Option C — OpenSearch with k-NN plugin

OpenSearch ships native k-NN (HNSW) and Lucene full-text in one engine. Indexing an item produces both a text field (for BM25 scoring on title/description/attributes) and a knn_vector field (for image / text embedding similarity). One query API, one operational footprint.

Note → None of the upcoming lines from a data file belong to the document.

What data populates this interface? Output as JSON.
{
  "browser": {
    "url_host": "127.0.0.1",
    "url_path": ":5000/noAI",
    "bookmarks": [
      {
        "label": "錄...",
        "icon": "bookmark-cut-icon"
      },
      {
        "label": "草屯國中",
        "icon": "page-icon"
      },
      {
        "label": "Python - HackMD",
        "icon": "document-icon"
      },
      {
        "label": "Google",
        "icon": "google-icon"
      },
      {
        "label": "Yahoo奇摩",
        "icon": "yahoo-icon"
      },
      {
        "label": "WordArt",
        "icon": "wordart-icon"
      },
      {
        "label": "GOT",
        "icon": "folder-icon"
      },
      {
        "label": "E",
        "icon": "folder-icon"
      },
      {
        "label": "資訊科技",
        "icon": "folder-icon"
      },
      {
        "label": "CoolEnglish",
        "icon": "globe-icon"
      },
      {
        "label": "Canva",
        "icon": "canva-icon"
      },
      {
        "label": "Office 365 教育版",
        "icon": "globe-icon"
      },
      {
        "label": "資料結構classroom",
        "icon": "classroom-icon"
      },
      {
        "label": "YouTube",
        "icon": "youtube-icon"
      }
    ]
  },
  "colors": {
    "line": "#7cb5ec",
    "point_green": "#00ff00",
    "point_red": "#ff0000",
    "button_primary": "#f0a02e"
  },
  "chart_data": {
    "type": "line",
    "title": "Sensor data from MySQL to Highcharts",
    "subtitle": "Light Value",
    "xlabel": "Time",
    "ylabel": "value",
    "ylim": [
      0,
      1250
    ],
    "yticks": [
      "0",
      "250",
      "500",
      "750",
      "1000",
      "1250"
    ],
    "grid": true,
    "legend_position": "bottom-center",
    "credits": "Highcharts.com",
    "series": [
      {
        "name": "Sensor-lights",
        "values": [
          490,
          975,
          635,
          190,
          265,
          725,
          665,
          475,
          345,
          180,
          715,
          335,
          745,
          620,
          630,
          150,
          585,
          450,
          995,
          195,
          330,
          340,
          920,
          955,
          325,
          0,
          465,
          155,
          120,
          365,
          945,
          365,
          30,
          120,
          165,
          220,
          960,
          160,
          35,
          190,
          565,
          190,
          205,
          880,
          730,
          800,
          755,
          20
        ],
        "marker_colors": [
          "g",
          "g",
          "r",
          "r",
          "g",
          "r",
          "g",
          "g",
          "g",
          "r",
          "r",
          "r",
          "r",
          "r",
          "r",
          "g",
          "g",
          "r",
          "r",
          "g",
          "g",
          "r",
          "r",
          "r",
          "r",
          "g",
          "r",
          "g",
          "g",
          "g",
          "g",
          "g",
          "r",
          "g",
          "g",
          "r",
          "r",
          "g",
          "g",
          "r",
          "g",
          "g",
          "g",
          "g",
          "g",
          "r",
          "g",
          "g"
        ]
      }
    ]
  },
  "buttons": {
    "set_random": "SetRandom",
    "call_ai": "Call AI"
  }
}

  • (+) Single component for both query types.
  • (+) Apache 2.0, fully self-hostable, supports JVM-tunable resource limits.
  • (+) Mature PHP client (opensearch-project/opensearch-php).
  • (+) Composes with the OpenFeature flag for gradual rollout — when the index is unavailable the application falls back to a NullSearchIndex (MariaDB LIKE).
  • (−) JVM dependency means another container in docker-compose.yml. Acceptable cost; we already run MariaDB and (optionally) Keycloak.
  • (−) Index rebuilds are slow for large catalogues. M6 ships an offline reindex script (scripts/reindex_opensearch.php).

Decision Outcome

Chosen option: C — OpenSearch with k-NN.

Index design

Two primary indices:

  1. saso_items — one document per Item. Fields:
  2. id (long, pk)
  3. title (text + keyword sub-field)
  4. description (text)
  5. barcode (keyword) — ISBN / EAN / JAN / UPC
  6. category_path (keyword array)
  7. storage_location_code (keyword)
  8. attributes (nested: name keyword + value text)
  9. text_embedding (knn_vector, dim=embedding.dim from system_setting)
  10. image_embedding (knn_vector, dim same as above; multi-valued for items with multiple photos)
  11. saso_storage_locations — one document per location code (warehouse → row → column → bin). Used by location autocomplete.

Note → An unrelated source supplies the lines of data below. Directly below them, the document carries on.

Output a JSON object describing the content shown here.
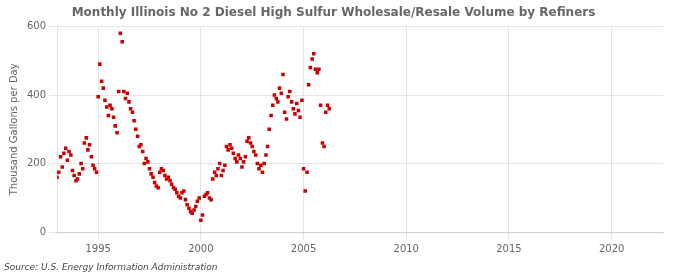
{
  "chart_data": {
    "type": "scatter",
    "title": "Monthly Illinois No 2 Diesel High Sulfur Wholesale/Resale Volume by Refiners",
    "y_label": "Thousand Gallons per Day",
    "annotations": [
      "Source: U.S. Energy Information Administration"
    ],
    "x": [
      1993.0,
      1993.08,
      1993.17,
      1993.25,
      1993.33,
      1993.42,
      1993.5,
      1993.58,
      1993.67,
      1993.75,
      1993.83,
      1993.92,
      1994.0,
      1994.08,
      1994.17,
      1994.25,
      1994.33,
      1994.42,
      1994.5,
      1994.58,
      1994.67,
      1994.75,
      1994.83,
      1994.92,
      1995.0,
      1995.08,
      1995.17,
      1995.25,
      1995.33,
      1995.42,
      1995.5,
      1995.58,
      1995.67,
      1995.75,
      1995.83,
      1995.92,
      1996.0,
      1996.08,
      1996.17,
      1996.25,
      1996.33,
      1996.42,
      1996.5,
      1996.58,
      1996.67,
      1996.75,
      1996.83,
      1996.92,
      1997.0,
      1997.08,
      1997.17,
      1997.25,
      1997.33,
      1997.42,
      1997.5,
      1997.58,
      1997.67,
      1997.75,
      1997.83,
      1997.92,
      1998.0,
      1998.08,
      1998.17,
      1998.25,
      1998.33,
      1998.42,
      1998.5,
      1998.58,
      1998.67,
      1998.75,
      1998.83,
      1998.92,
      1999.0,
      1999.08,
      1999.17,
      1999.25,
      1999.33,
      1999.42,
      1999.5,
      1999.58,
      1999.67,
      1999.75,
      1999.83,
      1999.92,
      2000.0,
      2000.08,
      2000.17,
      2000.25,
      2000.33,
      2000.42,
      2000.5,
      2000.58,
      2000.67,
      2000.75,
      2000.83,
      2000.92,
      2001.0,
      2001.08,
      2001.17,
      2001.25,
      2001.33,
      2001.42,
      2001.5,
      2001.58,
      2001.67,
      2001.75,
      2001.83,
      2001.92,
      2002.0,
      2002.08,
      2002.17,
      2002.25,
      2002.33,
      2002.42,
      2002.5,
      2002.58,
      2002.67,
      2002.75,
      2002.83,
      2002.92,
      2003.0,
      2003.08,
      2003.17,
      2003.25,
      2003.33,
      2003.42,
      2003.5,
      2003.58,
      2003.67,
      2003.75,
      2003.83,
      2003.92,
      2004.0,
      2004.08,
      2004.17,
      2004.25,
      2004.33,
      2004.42,
      2004.5,
      2004.58,
      2004.67,
      2004.75,
      2004.83,
      2004.92,
      2005.0,
      2005.08,
      2005.17,
      2005.25,
      2005.33,
      2005.42,
      2005.5,
      2005.58,
      2005.67,
      2005.75,
      2005.83,
      2005.92,
      2006.0,
      2006.08,
      2006.17,
      2006.25
    ],
    "values": [
      160,
      175,
      220,
      190,
      230,
      245,
      210,
      235,
      225,
      180,
      165,
      150,
      155,
      170,
      200,
      185,
      260,
      275,
      240,
      255,
      220,
      195,
      185,
      175,
      395,
      490,
      440,
      420,
      385,
      365,
      340,
      370,
      360,
      335,
      310,
      290,
      410,
      580,
      555,
      410,
      390,
      405,
      380,
      360,
      350,
      325,
      300,
      280,
      250,
      255,
      235,
      200,
      215,
      205,
      185,
      170,
      160,
      145,
      135,
      130,
      175,
      185,
      180,
      165,
      155,
      160,
      150,
      140,
      130,
      125,
      115,
      105,
      100,
      115,
      120,
      95,
      80,
      70,
      60,
      55,
      65,
      75,
      90,
      100,
      35,
      50,
      105,
      110,
      115,
      100,
      95,
      155,
      175,
      165,
      185,
      200,
      165,
      180,
      195,
      250,
      240,
      255,
      245,
      230,
      215,
      205,
      225,
      215,
      190,
      205,
      220,
      265,
      275,
      260,
      250,
      235,
      225,
      200,
      185,
      195,
      175,
      200,
      225,
      250,
      300,
      340,
      370,
      400,
      390,
      380,
      420,
      405,
      460,
      350,
      330,
      395,
      410,
      380,
      360,
      345,
      375,
      355,
      335,
      385,
      185,
      120,
      175,
      430,
      480,
      505,
      520,
      475,
      465,
      475,
      370,
      260,
      250,
      350,
      370,
      360
    ],
    "color": "#cc0000",
    "marker": "square",
    "xlim": [
      1993.0,
      2022.5
    ],
    "ylim": [
      0,
      600
    ],
    "xticks": [
      1995,
      2000,
      2005,
      2010,
      2015,
      2020
    ],
    "yticks": [
      0,
      200,
      400,
      600
    ],
    "grid": true
  }
}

Embedding dimensionality is configurable so operators can switch models (e.g. 1536 for text-embedding-3-large, 768 for gemini-embedding-001) without altering the index by hand. The reindex script reads ai.embedding.dim and rebuilds.

Code shape

src/
├── Domain/
│   └── Search/
│       ├── SearchIndex.php          # interface
│       ├── SearchQuery.php          # value object
│       ├── SearchResult.php         # value object
│       └── SimilarityRequest.php    # vector + k
└── Infrastructure/
    └── Search/
        ├── OpenSearchSearchIndex.php
        ├── NullSearchIndex.php      # fallback when OpenSearch is down
        └── OpenSearchClientFactory.php

Indexing pipeline

Item writes (insert, update, delete) emit a domain event; a Symfony Messenger handler (cf. ADR 0013) calls SearchIndex::upsert() / delete(). The embedding payload is produced via AiAssistant::embed() (ADR 0009) — async so the user-facing transaction commits without waiting on the embedding call.

Cache layer

A Redis cache (cf. ADR 0012) sits in front of the most common queries (top-N popular keyword searches, recent similarity searches). Cache misses fall through to OpenSearch.

Failure modes

  • OpenSearch unreachable → controller falls back to NullSearchIndex, which serves results from MariaDB LIKE (degraded but available).
  • Embedding provider unreachable → similarity search returns empty with a warning banner; full-text still works.
  • Index drift (item updated but indexer not yet processed) → operators can trigger a row-level reindex from the admin UI.

Consequences

  • OpenSearch becomes a runtime dependency of M6 features. The docker-compose.yml gains an opensearch service behind a --profile search flag.
  • Embeddings live in OpenSearch only — MariaDB never stores vectors. Rotating the embedding model is a reindex, not a schema migration.
  • Two query types (keyword + similarity) hit one engine, one client, one set of operational concerns.
  • Operators who don't want OpenSearch get the NullSearchIndex path. The product still works; search ranking just falls back to LIKE.
  • Future work — multi-tenant isolation (per-organisation indices) is not addressed here; M6 assumes single-tenant deployments.